『明々白々』

その日、オレの自宅近くで殺人事件があったようで、真夜中に帰宅するオレにとっては穏やかでないニュースを朝から見てしまった。
犯人と被害者の顔をみただけで詳しいところは見ずに出てきてしまったから、どういう経緯だったのかは分からない。多分聞いても「は?」という感じだろうけども。

最近は感情と行動の相互関係がよく分からない事件が多い気がする。だから、自分が次の瞬間に誰か全く知らない人間に刺されたって特に不思議ではない、なんて社会になりえなくもない可能性を孕んでいることが、オレにはものすごく怖いのだ。

世の中において、なにが一番怖いか、て、訳の分からないものが一番怖い。
つじつまの合わない言動や行動や現象。結局は個人の理解力に依るんだろうか。
頭のよくないオレには、この世界は難し過ぎる。


なんてことをぼちぼちと考えながら、オレは帰宅しており、そして今まさに、視界の前方に「訳の分からないもの」が存在している。
暗闇の中、さらに黒いぼんやりとしたものがうごめいていた。
あれはなんだ?動物か?
乗っているチャリンコのライトがつけば光を当てられるのだが、残念ながら切れている。
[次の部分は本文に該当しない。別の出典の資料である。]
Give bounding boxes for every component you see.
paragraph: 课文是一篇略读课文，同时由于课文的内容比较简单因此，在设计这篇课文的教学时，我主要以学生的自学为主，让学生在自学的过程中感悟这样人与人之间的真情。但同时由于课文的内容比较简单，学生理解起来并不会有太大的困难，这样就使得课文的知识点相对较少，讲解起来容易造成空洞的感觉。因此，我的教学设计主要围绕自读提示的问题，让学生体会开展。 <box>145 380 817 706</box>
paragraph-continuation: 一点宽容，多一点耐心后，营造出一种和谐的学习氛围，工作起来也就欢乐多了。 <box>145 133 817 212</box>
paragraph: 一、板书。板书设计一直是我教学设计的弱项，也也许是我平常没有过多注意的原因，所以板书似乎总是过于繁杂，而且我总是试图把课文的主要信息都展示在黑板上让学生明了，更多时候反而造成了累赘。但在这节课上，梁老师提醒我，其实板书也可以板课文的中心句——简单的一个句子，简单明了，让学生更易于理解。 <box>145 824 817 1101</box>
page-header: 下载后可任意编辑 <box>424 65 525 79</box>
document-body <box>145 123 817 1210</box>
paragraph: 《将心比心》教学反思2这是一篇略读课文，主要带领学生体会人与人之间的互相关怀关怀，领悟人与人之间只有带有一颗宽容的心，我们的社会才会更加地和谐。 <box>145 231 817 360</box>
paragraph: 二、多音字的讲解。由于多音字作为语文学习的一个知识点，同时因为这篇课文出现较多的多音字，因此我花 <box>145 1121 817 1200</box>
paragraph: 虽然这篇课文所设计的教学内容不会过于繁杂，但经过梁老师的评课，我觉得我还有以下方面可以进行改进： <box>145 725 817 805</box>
警察には見つかりたくない。
その「もの」も、どうやら移動しているようで、オレとの距離は緩やかに縮まっていく。
とにかく後ろから見ているぶんには黒い。
熊か?こんな都内の住宅街に?
黒の雨合羽?雨も降ってないのに?

死神…なんてね。

オレは自分の分からない推理に自分で怖くなった。
早く通り過ぎてしまおう。
そう思って、オレはスピードを上げてその横を通り過ぎようとして、
見てしまった。


それは、ものすごく髪の長い女を背負った男だった。
女の髪が、細い背中に扇のようにへばりついているので、後ろから見たオレには黒い影にしか見えなかったのだ。
なるほどねぇ、と納得して、オレは十分通り過ぎてから携帯を出し、110番にかけた。
なぜならば。


鬼のような形相で男を睨みつけている女の顔が、今朝見た被害者のそれだったからだ。


至極当然だろう。
あの女が亡霊だろうがなんだろうが、
住宅街の熊や
雨天時以外の雨合羽の理由や
唐突な死神の出現に比べれば

自分を殺した男を取り殺そうとするほうが原因と結果の関係が結びつく。

なんて明々白々!



『明々白々』完

だってまだ想像が及ぶから。…とか考えながら書きましたが、お化けだって十分怖いです。